Cryptos nosedive again on Friday

After having fallen 4.26% on Thursday to $6,289, Bitcoin declined further on Friday morning to trade at around $6,278. Bitcoin had earlier been trading at around $6,500 for the last several weeks. Cryptocurrencies have lost more than $600 billion in their value since the market peaked in January this year. Bitcoin prices peaked in late 2017 to almost $20,000. The digital currency has seen intense volatility and losses since then.

According to CoinMarketCap.com, the total market value of virtual currencies has declined by nearly $7 billion in the last 24 hours. Early on Friday, Ripple (XRP) plummeted 7.9% compared to Thursday to trade at around 39.13 cents. The decline came after a massive sell-off on Thursday. Ethereum was also in the red, falling 7.4% to $191. Amid the bloodbath, cryptocurrencies are showing no signs of recovery. Bitcoin Cash, Litecoin, Stellar, and EOS have also fallen sharply.

Three of the most popular cryptocurrencies -Bitcoin, Ethereum and Ripple – are all trading far below their record high levels. Tom Lee of Fundstrat told CNBC he was surprised people believe virtual currencies would never reach their all-time highs again. Lee pointed out that there are only about 50 million cryptocurrency wallets today. By comparison, there are more than four billion Visa cards. There is still massive growth opportunity ahead of cryptocurrencies, believes Lee.

Why are Bitcoin prices falling?

Regulators and financial institutions haven’t been particularly fond of virtual currencies. The decline on Thursday and Friday was likely due to criticisms from the International Monetary Fund. The IMF said in a recent report that cryptocurrencies have immense profits possibilities, but they pose a great risk to the global financial system. Virtual currencies also demoralize cross-border payment infrastructures. The IMF said the rapid growth of crypto assets would create “new vulnerabilities in the international financial system.”

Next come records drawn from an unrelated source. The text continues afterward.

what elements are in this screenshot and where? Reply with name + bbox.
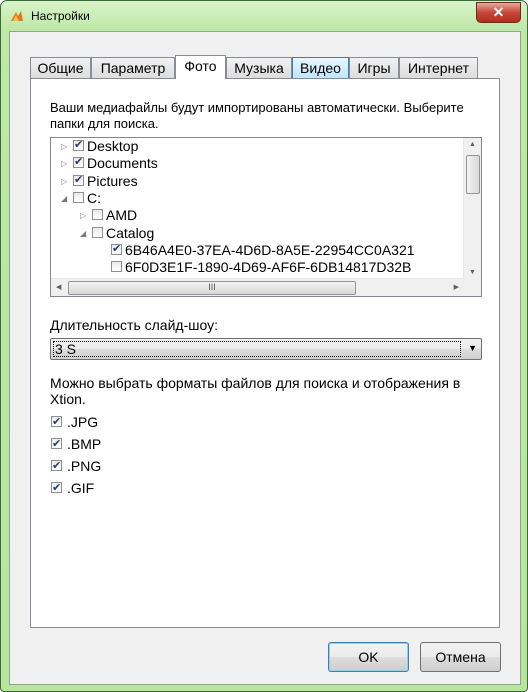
tree-checkbox[interactable] xyxy=(73,154,84,171)
tree-item-label: Desktop xyxy=(87,138,139,154)
format-checkbox[interactable] xyxy=(51,413,62,431)
tree-checkbox[interactable] xyxy=(73,138,84,154)
tree-item-label: 6B46A4E0-37EA-4D6D-8A5E-22954CC0A321 xyxy=(125,242,415,258)
slideshow-duration-value: 3 S xyxy=(53,341,461,357)
close-button[interactable]: ✕ xyxy=(476,2,521,23)
format-label: .BMP xyxy=(67,436,102,452)
expand-icon[interactable]: ▷ xyxy=(80,207,89,224)
scroll-left-icon[interactable]: ◀ xyxy=(56,283,61,291)
dialog-client: Общие Параметр Фото Музыка Видео Игры Ин… xyxy=(9,31,521,685)
horizontal-scrollbar[interactable]: ◀ III ▶ xyxy=(51,278,464,296)
intro-text: Ваши медиафайлы будут импортированы авто… xyxy=(50,100,464,131)
tree-item-label: C: xyxy=(87,190,101,206)
format-label: .GIF xyxy=(67,480,95,496)
chevron-down-icon: ▼ xyxy=(468,343,477,353)
window-title: Настройки xyxy=(31,9,90,23)
tab-video[interactable]: Видео xyxy=(292,57,349,78)
vertical-scroll-thumb[interactable] xyxy=(466,155,480,194)
tree-item-label: 6F0D3E1F-1890-4D69-AF6F-6DB14817D32B xyxy=(125,259,412,275)
formats-label: Можно выбрать форматы файлов для поиска … xyxy=(50,375,461,407)
collapse-icon[interactable]: ◢ xyxy=(80,225,89,242)
format-label: .JPG xyxy=(67,414,99,430)
photo-tab-panel: Ваши медиафайлы будут импортированы авто… xyxy=(30,78,500,628)
folder-tree[interactable]: ▷ Desktop ▷ Documents ▷ Pictures ◢ xyxy=(50,137,482,297)
tree-checkbox[interactable] xyxy=(73,172,84,189)
tab-general[interactable]: Общие xyxy=(30,57,91,78)
close-icon: ✕ xyxy=(492,4,505,20)
expand-icon[interactable]: ▷ xyxy=(61,173,70,190)
format-checkbox[interactable] xyxy=(51,435,62,453)
tab-parameters[interactable]: Параметр xyxy=(91,57,175,78)
tab-internet[interactable]: Интернет xyxy=(399,57,478,78)
scroll-corner xyxy=(464,279,481,296)
format-checkbox[interactable] xyxy=(51,479,62,497)
tree-item-label: Pictures xyxy=(87,173,138,189)
tree-checkbox[interactable] xyxy=(111,241,122,258)
tab-photo[interactable]: Фото xyxy=(175,55,226,79)
tree-item-label: AMD xyxy=(106,207,138,223)
tree-item-label: Documents xyxy=(87,155,158,171)
tree-item-label: Catalog xyxy=(106,225,155,241)
grip-icon: III xyxy=(208,282,216,292)
format-label: .PNG xyxy=(67,458,102,474)
scroll-down-icon[interactable]: ▼ xyxy=(469,269,476,276)
app-logo-icon xyxy=(11,11,23,21)
title-bar[interactable]: Настройки ✕ xyxy=(1,1,527,31)
tree-checkbox[interactable] xyxy=(92,209,103,220)
format-checkbox[interactable] xyxy=(51,457,62,475)
ok-button[interactable]: OK xyxy=(328,642,409,672)
settings-window: Настройки ✕ Общие Параметр Фото Музыка В… xyxy=(0,0,528,692)
tree-checkbox[interactable] xyxy=(111,261,122,272)
tree-checkbox[interactable] xyxy=(92,227,103,238)
vertical-scrollbar[interactable]: ▲ ▼ xyxy=(463,138,481,279)
tab-music[interactable]: Музыка xyxy=(226,57,292,78)
tree-checkbox[interactable] xyxy=(73,192,84,203)
slideshow-label: Длительность слайд-шоу: xyxy=(50,317,218,333)
expand-icon[interactable]: ▷ xyxy=(61,155,70,172)
scroll-right-icon[interactable]: ▶ xyxy=(454,283,459,291)
tab-games[interactable]: Игры xyxy=(349,57,399,78)
cancel-button[interactable]: Отмена xyxy=(420,642,501,672)
expand-icon[interactable]: ▷ xyxy=(61,138,70,155)
collapse-icon[interactable]: ◢ xyxy=(61,190,70,207)
scroll-up-icon[interactable]: ▲ xyxy=(469,141,476,148)
slideshow-duration-select[interactable]: 3 S ▼ xyxy=(50,338,482,360)
horizontal-scroll-thumb[interactable]: III xyxy=(68,281,356,295)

Economist Nouriel Roubini, who predicted the 2008 financial crisis, has also warned about virtual currencies. During a hearing with the US Senate Committee on Banking, Housing and Community Affairs on Thursday, Roubini said, “Crypto is the mother or father of all scams and bubbles.” He has been bearish on digital coins for a long time.

Another thing that could have triggered the decline in Ripple, Ethereum, and Bitcoin prices was the activity of the so-called ‘Whales’ in the market. On Thursday, about 22,000 Bitcoins were moved to an unknown account. Experts speculate the Whales might have carried out the transaction, which created panic among crypto traders and investors. Such large transactions cause the market rate to move in the direction of the sale.

Experts have expressed concern that the Ethereum, Ripple, and Bitcoin prices could continue declining over the next few weeks. Regulators from around the world are still exploring whether to add digital coins into the existing financial systems. It could dramatically change the way money flows. Countries such as the United Arab Emirates want to become a global hub for digital currencies while China has banned Bitcoin mining to protect its existing financial system.

In the United States, the Securities and Exchange Commission (SEC) is still considering whether to approve a Bitcoin exchange-traded fund (ETF). Crypto bulls are also looking forward to the launch of Bakkt platform next month. Bakkt is created by NYSE owner ICE in collaboration with Microsoft, Starbucks, and Boston Consulting Group.